Salazar’s father, Juan Rodriguez, bought the farm in 1952. Neighbors told him that the two previous owners had each lost the farm and warned him that local Agriculture Department agents would try to drive off his family as well. A few years later, a local bank told Rodriguez that he owed $1,000 — a loan he did not remember receiving — and that he would lose the land if he did not pay it. An Anglo woman at the bank who had seen a similar scenario before wrote Rodriguez a check on the spot, saving the farm.
Problems with the Agriculture Department persisted, Salazar said, and loans needed for planting would come too late or not at all.
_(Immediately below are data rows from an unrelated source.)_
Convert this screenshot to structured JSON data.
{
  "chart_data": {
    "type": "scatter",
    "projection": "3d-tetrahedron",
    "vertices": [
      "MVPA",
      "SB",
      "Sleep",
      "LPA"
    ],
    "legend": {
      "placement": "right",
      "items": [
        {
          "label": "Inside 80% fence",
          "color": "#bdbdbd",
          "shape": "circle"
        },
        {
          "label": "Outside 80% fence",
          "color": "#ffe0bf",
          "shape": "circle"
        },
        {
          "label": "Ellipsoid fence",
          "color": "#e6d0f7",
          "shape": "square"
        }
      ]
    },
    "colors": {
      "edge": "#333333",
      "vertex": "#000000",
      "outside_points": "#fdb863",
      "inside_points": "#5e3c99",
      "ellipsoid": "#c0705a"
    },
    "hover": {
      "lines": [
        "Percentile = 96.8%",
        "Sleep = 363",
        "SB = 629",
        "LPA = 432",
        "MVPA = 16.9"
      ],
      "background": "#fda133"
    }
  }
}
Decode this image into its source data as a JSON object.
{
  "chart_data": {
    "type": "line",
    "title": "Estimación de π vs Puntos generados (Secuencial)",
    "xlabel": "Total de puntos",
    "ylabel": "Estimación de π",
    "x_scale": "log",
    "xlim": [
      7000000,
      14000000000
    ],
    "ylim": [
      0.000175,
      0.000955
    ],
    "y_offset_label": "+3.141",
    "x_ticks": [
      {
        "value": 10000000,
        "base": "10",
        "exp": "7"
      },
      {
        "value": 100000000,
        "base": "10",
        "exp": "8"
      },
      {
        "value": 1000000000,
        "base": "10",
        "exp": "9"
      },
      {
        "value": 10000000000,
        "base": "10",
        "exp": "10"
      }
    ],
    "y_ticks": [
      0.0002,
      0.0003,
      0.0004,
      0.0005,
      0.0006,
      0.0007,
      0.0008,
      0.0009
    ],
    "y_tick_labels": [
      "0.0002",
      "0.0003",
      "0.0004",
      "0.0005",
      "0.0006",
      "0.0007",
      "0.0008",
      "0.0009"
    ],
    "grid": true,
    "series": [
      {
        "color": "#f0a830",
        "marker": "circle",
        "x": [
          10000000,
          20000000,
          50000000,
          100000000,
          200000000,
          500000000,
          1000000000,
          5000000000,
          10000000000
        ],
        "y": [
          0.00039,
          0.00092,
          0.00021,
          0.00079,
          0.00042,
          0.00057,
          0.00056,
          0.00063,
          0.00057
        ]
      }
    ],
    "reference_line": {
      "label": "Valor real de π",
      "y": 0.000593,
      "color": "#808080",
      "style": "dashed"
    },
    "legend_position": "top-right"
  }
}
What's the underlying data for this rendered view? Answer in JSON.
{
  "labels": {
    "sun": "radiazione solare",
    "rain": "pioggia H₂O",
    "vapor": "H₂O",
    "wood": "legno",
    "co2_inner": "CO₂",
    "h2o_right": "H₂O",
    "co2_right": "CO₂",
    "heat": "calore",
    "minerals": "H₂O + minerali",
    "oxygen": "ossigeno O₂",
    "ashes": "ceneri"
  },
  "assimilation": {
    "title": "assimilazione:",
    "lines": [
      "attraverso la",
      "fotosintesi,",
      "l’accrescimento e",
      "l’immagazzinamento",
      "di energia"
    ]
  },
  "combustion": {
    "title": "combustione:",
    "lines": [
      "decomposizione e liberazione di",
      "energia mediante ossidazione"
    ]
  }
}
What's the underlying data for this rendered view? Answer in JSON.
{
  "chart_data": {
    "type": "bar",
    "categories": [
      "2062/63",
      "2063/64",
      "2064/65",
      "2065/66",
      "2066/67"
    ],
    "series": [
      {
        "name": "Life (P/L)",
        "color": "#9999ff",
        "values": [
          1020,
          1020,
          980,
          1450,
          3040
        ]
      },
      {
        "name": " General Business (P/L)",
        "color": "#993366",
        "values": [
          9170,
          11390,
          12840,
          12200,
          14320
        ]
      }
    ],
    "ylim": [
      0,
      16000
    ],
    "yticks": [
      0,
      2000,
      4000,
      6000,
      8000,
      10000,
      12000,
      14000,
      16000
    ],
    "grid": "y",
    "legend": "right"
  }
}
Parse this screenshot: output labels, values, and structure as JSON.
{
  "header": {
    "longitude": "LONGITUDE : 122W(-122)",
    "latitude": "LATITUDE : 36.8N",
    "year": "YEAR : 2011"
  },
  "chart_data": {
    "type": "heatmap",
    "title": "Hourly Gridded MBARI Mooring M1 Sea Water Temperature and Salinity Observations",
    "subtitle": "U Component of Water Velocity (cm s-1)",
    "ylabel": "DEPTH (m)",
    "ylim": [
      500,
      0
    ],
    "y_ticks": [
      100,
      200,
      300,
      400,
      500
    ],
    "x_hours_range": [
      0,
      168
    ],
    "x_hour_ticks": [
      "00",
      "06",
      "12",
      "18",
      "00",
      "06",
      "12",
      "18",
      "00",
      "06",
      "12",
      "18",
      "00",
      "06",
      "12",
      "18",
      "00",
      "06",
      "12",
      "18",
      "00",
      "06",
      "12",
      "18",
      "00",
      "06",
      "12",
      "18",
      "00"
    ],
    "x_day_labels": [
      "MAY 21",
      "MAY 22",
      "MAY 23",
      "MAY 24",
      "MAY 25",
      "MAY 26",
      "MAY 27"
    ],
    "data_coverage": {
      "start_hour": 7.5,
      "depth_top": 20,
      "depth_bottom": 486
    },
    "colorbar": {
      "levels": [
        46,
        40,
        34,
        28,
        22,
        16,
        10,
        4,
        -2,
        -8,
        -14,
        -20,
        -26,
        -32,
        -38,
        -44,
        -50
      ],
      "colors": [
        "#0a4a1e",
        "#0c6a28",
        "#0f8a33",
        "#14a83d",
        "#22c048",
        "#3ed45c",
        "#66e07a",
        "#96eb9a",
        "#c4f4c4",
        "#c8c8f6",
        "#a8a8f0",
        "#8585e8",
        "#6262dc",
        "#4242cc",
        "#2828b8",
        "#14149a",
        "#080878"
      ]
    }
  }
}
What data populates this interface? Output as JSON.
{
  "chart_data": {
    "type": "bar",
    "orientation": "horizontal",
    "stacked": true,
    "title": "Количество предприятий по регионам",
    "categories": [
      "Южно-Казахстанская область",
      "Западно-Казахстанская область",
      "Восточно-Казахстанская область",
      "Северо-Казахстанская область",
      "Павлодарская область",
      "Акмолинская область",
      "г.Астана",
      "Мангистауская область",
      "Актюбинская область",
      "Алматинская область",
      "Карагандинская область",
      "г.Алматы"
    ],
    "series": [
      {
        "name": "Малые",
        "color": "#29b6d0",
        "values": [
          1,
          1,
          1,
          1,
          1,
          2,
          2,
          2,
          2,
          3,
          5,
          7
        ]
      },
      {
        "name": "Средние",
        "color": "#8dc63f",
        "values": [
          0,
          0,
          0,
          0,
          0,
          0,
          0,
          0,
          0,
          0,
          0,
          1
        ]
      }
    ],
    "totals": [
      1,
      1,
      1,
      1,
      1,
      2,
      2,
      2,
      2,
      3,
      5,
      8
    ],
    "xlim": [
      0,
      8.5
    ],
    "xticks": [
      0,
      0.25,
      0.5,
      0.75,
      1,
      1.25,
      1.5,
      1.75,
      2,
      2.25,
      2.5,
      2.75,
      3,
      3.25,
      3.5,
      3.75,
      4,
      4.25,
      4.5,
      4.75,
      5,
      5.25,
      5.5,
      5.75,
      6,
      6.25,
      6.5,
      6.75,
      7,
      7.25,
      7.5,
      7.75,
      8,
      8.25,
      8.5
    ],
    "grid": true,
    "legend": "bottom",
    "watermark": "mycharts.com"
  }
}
When he died in 1982, his sons took over the Pearsall farm and also encountered problems with the Agriculture Department. Loans were denied, and even when high-level officials ordered local agents to lend the family money, it never came. The brothers filed complaints, sent letters and pleaded for help. One by one, Salazar said, her brothers had to leave the farm until finally only her brother Modesto Rodriguez remained.
When he had a series of disabling strokes, Salazar continued the struggle. Today, the farm’s only inhabitants are a few cattle and horses and a small group of abandoned dogs.
In 2001, the government began foreclosure proceedings that are on hold, pending the outcome of the lawsuit.
This year, the Justice and Agriculture Departments offered Hispanic farmers $1.33 billion to settle their discrimination claims and the claims of women farmers in a similar lawsuit.
Then, Congress approved a settlement of more than $2.25 billion with black farmers — even though census data indicated that nationwide there were about twice as many Hispanic farmers. The government’s offer would also cap damages for individual Hispanic farmers at $50,000.
Hill and other lawyers on the case told government lawyers that the proposal was “woefully inadequate.” Since then, Hill said, negotiations are at a standstill.
Government officials said they had gone to great lengths to be fair to Hispanic farmers. If not for Vilsack’s efforts to settle the claims quickly and fairly, the officials said, each of the thousands of Hispanic farmers would have to spend years arguing in court. (The current offer, they said, allows farmers who believe they are entitled to more than $50,000 to pursue their cases in court.)
“We believe that the voluntary settlement process we set forward is a fair option,” said Jessica Smith, a Justice Department spokeswoman.
As Salazar stepped over cactus and cooed at dogs that roam the ruins of mobile homes and rusted farm trucks, she said she hoped the case was resolved in her lifetime.
Maybe some of her dozens of nieces and nephews will be able to make a living here, she said, and finally vindicate her family after years of mistreatment.
“We’ve gone through hell,” she said. “I’m willing to do anything.”